Boundary Trail Railway Company

Overview
- Headquarters: Manitou, Manitoba
- Reporting mark: BTR
- Locale: Manitoba
- Dates of operation: 2009–

Technical
- Track gauge: 4 ft 8+1⁄2 in (1,435 mm) standard gauge

= Boundary Trail Railway =

Railway line in Manitoba, Canada

The Boundary Trail Railway Company is a Canadian short line railway company operating in southern Manitoba. In 2009, the railway purchased 37 km of operational railway linking Morden, Manitoba to the Binney Siding (4 km northwest of Manitou), as well as 89 km of abandoned railway from Binney Siding to the Pembina Valley, and on to Holmfield (east of Killarney). Since March 2016, it has also operated with trackage rights on Canadian Pacific Railway's La Riviere sub between Morden and Rosenfeld.

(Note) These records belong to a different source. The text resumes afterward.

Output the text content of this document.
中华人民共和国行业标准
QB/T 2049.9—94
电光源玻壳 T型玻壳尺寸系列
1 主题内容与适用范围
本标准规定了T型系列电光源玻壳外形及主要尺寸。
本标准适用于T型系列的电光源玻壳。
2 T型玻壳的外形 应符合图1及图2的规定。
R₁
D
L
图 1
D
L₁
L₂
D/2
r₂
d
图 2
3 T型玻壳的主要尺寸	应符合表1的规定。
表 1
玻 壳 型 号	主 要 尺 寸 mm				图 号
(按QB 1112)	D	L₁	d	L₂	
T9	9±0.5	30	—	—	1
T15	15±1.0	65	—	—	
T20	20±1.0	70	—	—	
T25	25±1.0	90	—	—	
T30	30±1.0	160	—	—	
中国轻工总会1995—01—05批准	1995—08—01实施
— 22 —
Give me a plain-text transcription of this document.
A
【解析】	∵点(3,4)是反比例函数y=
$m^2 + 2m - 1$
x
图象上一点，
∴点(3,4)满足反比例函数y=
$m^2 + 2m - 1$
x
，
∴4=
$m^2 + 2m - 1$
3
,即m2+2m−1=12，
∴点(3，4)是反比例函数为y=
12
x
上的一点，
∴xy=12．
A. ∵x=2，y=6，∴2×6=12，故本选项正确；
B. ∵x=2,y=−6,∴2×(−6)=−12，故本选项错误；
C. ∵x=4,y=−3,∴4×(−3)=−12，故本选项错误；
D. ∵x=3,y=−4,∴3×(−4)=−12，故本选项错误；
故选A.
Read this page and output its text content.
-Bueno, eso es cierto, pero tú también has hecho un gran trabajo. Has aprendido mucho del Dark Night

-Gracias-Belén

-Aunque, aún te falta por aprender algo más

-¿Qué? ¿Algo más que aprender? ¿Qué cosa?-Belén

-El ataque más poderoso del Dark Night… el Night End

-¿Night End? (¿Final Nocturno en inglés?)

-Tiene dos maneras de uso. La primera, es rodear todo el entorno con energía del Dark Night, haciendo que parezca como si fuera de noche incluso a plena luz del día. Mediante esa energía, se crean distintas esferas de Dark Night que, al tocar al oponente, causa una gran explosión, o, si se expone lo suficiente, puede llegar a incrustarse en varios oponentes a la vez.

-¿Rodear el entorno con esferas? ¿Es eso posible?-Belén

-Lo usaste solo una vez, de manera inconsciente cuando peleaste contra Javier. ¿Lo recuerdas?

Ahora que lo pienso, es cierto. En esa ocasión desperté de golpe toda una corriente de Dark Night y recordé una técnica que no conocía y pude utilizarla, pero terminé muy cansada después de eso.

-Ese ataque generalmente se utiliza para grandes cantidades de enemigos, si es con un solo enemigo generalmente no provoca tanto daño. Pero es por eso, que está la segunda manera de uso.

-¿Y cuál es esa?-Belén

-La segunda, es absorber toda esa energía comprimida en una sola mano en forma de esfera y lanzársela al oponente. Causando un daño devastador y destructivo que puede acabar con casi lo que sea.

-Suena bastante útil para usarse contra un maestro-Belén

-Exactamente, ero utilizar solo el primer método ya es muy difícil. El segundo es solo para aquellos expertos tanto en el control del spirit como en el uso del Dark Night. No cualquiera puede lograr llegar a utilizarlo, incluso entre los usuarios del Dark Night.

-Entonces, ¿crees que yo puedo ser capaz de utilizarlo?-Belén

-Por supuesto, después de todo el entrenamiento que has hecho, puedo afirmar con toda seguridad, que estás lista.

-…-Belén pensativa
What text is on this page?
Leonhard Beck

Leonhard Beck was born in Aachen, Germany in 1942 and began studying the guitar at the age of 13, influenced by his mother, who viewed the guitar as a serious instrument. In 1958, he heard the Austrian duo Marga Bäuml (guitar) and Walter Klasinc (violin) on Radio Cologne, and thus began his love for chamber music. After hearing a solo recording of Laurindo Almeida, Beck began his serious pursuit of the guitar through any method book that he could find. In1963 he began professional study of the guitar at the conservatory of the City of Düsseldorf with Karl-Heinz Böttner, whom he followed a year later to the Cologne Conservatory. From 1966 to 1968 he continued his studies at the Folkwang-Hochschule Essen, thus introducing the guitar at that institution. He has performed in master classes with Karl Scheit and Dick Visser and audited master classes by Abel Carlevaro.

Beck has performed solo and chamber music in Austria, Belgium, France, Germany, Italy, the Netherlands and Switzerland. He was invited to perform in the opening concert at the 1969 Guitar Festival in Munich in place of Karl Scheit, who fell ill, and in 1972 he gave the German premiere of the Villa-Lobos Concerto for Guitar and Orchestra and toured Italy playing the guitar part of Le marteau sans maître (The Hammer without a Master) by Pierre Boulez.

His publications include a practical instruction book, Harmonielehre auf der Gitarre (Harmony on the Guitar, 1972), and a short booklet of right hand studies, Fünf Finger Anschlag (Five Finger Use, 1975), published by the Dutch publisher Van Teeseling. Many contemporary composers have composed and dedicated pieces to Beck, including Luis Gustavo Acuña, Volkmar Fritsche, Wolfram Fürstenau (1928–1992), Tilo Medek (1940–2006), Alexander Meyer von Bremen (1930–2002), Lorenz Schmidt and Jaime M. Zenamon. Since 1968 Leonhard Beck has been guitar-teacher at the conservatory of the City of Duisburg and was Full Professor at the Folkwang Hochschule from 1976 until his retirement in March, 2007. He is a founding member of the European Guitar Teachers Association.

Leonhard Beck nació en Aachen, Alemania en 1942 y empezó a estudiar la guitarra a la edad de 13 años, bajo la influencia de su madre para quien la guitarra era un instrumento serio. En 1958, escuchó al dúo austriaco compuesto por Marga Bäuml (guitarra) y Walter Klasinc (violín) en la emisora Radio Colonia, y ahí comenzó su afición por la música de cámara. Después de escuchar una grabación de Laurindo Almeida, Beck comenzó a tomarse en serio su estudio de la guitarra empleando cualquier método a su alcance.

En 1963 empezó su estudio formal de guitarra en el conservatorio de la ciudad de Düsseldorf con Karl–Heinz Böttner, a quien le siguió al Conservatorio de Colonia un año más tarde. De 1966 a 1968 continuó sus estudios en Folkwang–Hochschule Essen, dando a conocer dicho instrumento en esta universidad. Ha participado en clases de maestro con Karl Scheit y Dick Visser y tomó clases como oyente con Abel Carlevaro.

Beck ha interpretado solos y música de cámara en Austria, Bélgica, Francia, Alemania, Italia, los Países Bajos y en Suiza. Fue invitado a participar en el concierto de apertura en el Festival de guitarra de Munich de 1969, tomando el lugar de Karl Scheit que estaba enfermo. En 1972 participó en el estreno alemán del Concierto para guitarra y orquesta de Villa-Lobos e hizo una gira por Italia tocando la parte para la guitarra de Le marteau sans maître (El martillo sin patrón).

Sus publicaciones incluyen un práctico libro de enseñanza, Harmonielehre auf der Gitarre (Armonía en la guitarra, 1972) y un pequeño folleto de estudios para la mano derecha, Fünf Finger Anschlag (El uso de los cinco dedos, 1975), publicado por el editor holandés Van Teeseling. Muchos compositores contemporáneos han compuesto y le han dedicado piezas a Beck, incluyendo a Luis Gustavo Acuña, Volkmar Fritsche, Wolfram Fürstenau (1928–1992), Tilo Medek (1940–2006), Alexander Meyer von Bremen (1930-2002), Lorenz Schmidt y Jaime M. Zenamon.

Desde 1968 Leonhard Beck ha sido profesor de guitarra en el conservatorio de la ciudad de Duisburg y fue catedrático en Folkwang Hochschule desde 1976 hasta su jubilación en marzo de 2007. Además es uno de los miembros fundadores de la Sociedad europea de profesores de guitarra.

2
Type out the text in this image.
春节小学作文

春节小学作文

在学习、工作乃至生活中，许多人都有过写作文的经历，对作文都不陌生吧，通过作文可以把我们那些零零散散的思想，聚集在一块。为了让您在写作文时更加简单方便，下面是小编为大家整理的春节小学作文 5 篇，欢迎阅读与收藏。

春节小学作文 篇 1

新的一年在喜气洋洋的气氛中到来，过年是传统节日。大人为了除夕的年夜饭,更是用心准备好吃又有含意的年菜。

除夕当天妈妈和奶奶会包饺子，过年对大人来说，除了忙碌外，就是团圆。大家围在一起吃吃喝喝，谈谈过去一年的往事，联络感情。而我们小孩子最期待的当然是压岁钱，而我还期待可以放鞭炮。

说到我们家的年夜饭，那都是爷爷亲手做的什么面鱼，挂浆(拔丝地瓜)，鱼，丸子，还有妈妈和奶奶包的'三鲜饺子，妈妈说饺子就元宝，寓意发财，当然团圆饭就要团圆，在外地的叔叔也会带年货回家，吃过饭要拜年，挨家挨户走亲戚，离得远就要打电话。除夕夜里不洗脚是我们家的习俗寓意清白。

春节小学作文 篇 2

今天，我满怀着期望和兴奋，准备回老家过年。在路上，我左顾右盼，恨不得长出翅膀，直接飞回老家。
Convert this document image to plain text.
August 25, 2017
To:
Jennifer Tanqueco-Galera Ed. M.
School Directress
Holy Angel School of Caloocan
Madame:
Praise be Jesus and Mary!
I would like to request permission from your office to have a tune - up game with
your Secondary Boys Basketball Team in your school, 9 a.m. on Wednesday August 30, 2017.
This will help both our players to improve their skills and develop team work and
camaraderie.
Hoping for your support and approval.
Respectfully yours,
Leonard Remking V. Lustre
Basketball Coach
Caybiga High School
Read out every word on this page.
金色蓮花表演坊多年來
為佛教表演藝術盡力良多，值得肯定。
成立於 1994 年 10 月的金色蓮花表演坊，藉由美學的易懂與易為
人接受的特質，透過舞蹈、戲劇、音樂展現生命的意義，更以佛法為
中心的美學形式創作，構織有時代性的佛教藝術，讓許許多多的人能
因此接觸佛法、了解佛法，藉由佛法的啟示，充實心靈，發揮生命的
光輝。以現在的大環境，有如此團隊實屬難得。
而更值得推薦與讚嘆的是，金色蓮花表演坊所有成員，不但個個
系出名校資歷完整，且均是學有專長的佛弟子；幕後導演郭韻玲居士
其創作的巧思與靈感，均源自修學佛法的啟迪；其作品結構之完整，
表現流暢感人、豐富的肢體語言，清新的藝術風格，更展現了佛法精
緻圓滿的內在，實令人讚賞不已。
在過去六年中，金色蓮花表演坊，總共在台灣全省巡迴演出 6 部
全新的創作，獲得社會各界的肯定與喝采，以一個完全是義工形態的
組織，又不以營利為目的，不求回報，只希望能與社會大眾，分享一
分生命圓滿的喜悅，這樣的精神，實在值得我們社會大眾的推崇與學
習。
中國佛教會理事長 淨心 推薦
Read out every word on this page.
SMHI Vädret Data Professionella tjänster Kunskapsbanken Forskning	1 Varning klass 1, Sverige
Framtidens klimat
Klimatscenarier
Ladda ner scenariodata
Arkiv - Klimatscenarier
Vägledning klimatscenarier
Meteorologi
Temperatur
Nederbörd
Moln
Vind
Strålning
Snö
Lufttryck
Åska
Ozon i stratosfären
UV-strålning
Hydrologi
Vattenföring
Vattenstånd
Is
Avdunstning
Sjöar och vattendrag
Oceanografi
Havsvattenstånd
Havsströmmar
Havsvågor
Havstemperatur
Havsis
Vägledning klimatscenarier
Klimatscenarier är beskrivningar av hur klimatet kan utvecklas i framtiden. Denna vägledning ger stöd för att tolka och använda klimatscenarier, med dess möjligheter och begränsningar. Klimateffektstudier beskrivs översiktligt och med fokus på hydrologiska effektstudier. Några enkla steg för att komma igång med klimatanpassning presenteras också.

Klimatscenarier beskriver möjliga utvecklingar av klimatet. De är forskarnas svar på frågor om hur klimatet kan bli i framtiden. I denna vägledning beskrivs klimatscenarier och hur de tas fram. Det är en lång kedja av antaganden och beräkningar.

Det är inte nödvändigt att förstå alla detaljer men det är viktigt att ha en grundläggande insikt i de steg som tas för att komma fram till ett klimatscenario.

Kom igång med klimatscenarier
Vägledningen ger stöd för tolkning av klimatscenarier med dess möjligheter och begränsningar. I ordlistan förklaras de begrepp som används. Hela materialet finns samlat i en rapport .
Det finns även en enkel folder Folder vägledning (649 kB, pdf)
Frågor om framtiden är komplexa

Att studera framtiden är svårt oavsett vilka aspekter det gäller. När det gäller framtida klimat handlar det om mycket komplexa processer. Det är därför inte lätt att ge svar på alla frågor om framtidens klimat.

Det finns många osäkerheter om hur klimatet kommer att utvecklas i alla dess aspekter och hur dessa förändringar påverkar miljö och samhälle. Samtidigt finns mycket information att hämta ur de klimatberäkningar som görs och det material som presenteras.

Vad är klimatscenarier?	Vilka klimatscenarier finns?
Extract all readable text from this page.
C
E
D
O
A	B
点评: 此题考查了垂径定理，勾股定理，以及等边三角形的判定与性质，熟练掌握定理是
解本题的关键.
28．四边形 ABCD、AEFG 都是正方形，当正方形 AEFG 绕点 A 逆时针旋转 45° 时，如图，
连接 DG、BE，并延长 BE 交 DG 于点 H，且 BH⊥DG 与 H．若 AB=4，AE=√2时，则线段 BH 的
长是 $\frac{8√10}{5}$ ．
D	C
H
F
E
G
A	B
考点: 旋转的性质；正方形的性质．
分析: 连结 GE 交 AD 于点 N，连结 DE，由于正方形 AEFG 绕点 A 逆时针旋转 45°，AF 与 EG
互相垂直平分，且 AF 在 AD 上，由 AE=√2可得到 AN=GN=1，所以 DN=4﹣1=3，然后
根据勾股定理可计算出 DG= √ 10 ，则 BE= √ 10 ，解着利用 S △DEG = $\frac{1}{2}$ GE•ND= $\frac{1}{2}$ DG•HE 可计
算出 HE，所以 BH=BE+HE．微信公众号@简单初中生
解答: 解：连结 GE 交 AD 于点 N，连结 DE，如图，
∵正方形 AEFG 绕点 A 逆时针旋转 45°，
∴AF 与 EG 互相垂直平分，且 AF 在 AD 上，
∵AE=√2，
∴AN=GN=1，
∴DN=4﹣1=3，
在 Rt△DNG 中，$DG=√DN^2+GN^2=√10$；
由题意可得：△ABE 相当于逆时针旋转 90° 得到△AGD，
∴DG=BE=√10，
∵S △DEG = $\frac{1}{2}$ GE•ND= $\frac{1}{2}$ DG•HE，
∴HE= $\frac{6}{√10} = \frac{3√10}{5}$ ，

The railway was formed through the investment of CAD$1.25 million by a consortium of about 80 area farmers, the rural municipality of Pembina, Mission Terminal and the provincial government. Originally focused on the transport of wheat, the railway was also in discussion with Quaker Oats to transport oats.

In 2010, after its first year of operation, the railway received the Capturing Opportunities Economic Development Innovation award.

The railway interlines with Canadian Pacific Railway at Rosenfeld in the Municipality of Rhineland.